Asimismo, las religiosas desean compartir con la opinión pública que también han recibido ofrecimientos de viviendas o espacios en el extranjero, especialmente en Francia, Bélgica, Portugal y Nueva York. Estas propuestas se han gestionado por teléfono, correo electrónico o videollamadas, y están siendo valoradas como posibles alternativas. De concretarse alguna de ellas, las monjas pasarían a residir fuera de España, donde continuarían su vida comunitaria y su labor, aunque ello implicaría aprender idiomas o adaptarse a nuevos entornos culturales.

Las monjas subrayan que en España se sienten poco valoradas y, en ocasiones, incluso maltratadas, en un proceso de criminalización sin precedentes.

«Si somos tan malas en España, debemos considerar la opción de marcharnos al extranjero»

Las monjas de Belorado continúan trabajando día y noche para encontrar una solución viable que les permita preservar su vida comunitaria. Son la selección española de las monjas —afirma Francisco Canals— y no las debemos perder, son un valor para nuestra sociedad.
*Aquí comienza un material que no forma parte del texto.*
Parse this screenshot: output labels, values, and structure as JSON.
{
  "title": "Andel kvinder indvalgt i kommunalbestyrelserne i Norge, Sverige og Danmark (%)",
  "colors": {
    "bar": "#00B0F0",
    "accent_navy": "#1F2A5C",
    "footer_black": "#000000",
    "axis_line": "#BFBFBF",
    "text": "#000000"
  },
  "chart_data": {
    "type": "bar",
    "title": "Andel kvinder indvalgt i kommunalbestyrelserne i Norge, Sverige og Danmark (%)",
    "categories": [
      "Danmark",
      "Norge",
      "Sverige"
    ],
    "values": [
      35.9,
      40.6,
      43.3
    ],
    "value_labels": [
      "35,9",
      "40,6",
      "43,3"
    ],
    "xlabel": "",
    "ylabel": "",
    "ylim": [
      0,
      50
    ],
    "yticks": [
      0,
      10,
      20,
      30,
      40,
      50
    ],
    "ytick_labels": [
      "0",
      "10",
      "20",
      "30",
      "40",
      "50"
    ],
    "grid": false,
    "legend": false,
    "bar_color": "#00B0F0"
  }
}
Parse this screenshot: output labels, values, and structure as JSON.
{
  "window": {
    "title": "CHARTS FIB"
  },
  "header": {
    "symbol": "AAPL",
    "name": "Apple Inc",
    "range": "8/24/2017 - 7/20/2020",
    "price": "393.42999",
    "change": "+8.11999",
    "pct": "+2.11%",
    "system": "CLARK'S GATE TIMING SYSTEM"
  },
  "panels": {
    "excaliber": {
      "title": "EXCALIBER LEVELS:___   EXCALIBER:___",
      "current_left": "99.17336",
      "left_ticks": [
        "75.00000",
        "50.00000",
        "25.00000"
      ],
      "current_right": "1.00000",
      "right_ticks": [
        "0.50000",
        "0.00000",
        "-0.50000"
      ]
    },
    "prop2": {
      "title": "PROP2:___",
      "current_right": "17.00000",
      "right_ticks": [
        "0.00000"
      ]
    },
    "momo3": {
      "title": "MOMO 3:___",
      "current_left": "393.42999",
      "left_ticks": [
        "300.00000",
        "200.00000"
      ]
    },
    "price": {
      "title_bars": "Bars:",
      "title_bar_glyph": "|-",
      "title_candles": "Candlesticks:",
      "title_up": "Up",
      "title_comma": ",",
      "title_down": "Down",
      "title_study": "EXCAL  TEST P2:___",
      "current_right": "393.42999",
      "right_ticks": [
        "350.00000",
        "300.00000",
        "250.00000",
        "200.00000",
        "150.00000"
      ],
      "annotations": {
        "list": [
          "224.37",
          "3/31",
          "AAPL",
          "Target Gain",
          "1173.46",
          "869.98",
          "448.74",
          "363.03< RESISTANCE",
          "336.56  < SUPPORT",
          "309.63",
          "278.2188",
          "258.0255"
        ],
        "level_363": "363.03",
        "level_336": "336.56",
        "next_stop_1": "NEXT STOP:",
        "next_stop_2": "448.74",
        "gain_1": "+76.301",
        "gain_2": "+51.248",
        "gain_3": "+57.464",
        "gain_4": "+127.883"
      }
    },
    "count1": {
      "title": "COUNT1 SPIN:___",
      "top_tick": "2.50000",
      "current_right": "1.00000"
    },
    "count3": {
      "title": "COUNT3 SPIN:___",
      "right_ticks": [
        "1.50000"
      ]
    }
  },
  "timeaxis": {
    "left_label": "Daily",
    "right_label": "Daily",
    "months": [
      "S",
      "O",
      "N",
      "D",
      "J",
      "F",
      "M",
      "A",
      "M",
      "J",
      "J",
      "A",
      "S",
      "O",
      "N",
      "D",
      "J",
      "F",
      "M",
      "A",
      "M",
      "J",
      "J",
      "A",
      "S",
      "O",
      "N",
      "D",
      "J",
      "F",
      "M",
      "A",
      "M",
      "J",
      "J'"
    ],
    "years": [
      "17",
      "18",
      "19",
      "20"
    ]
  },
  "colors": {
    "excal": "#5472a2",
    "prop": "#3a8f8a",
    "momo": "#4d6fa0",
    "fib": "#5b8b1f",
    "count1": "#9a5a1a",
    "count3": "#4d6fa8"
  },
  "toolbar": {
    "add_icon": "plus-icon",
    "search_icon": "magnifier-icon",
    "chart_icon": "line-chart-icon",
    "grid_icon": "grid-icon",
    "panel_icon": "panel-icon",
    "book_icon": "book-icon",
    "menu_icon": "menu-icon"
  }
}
Actos de vandalismo en el Monasterio de Derio

La Comunidad de Monjas Clarisas de Belorado informa a la opinión pública y a los medios de comunicación sobre una serie de hechos acontecidos en el Monasterio de Derio, inmueble que sigue bajo su responsabilidad.

Durante las últimas semanas se han producido actos de vandalismo en dicho monasterio, causando daños materiales y alterando la paz propia de un espacio consagrado a la vida religiosa. Estos sucesos han sido ya comunicados a las autoridades competentes, con las cuales están colaborando activamente para su investigación.

Las religiosas desean recordar que, en años anteriores, las hermanas que residían en el Monasterio de Derio relataron haber experimentado fenómenos que ellas describieron como de carácter preternatural, incluyendo ruidos y risas nocturnas, desplazamientos violentos de objetos, llantos inexplicables y la sensación —en algunos casos la visión— de una presencia de naturaleza demoníaca. Dichos testimonios generaron un profundo temor en la comunidad, hasta el punto de que ninguna hermana pudo continuar su vida cotidiana en aquel lugar.

Estos relatos alcanzaron notable repercusión mediática, llegando a merecer un reportaje de página completa en The New York Times.

En su momento, se solicitó la presencia de sacerdotes designados para oraciones especiales y ritos de liberación, aunque tales intervenciones no consiguieron devolver la tranquilidad espiritual a las religiosas.

En el marco de los vandalis­mos recientes, la comunidad ha constatado rotura violenta de muebles y objetos, forzamiento de puertas, revuelta y dispersión de documentos y la destrucción de varias tallas de madera. Asimismo, se han observado signos y restos materiales que, por su naturaleza, las hermanas interpretan como indicios de la realización de rituales de carácter ocultista o prácticas de índole satánica dentro del recinto. Estos elementos han sido igualmente comunicados a las autoridades para su análisis.

Ante esta situación, la comunidad reitera su preocupación por la seguridad y el respeto debidos al patrimonio religioso y cultural, y pide a la sociedad prudencia, colaboración y oración por la paz espiritual y material de todos los lugares consagrados.